We have two nesting pair of Gentoo's, both of which are on chicks that hatched out around Christmas time.
So these are Humboldt penguins.
These guys being temperate or warmer weather birds, enjoy milder climates.
During the nesting season when they're incubating eggs and raising chicks, there's always somebody attending the nest and the egg and the chick.
So one of the birds is always at the nest site and the other one is out at the sea feeding, getting full of fish so he can, or she can come back to the nest and swap duties with the female.
So, they rotate on and off.
Somebody is always on the nest.
Somebody's always out to feed.
Now, once the breeding season is over and the chicks are fledged and on their own, everybody heads out to sea and they'll stay at sea for months at a time foraging and feeding.

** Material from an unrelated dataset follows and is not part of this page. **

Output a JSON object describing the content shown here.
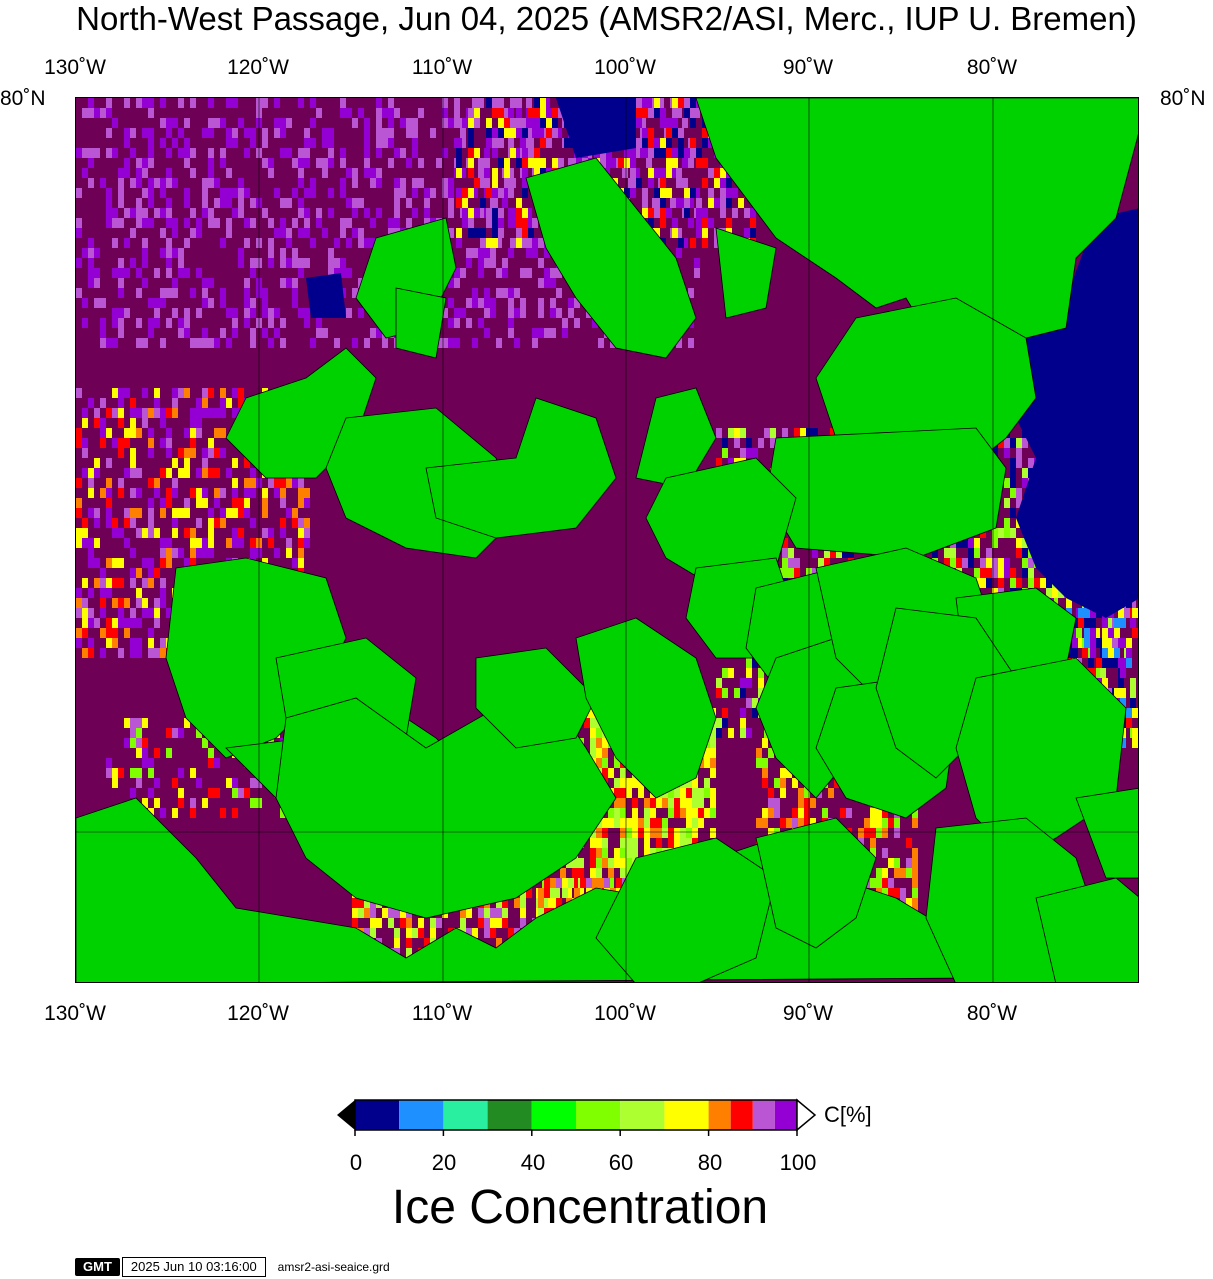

And what calls them back is the breeding season or the need to molt and come back and stay on land while they replace their feathers.
(upbeat music) Penguins are adapted for a life in a cold weather environment.
They have very high density feathers that overlap like shingles on a roof.
The pink, the feather overlap is what keeps them warm in the cold environment that they live in and the frigid waters that they frequently swim in, by keeping the water away from their skin, so they don't suffer a lot of heat loss.
It's like us wearing a jacket basically.
But they're really designed for a life in the water.
The short feathers, the waterproofing, the blubber, everything about their body conditioning and shape is designed for a life at sea.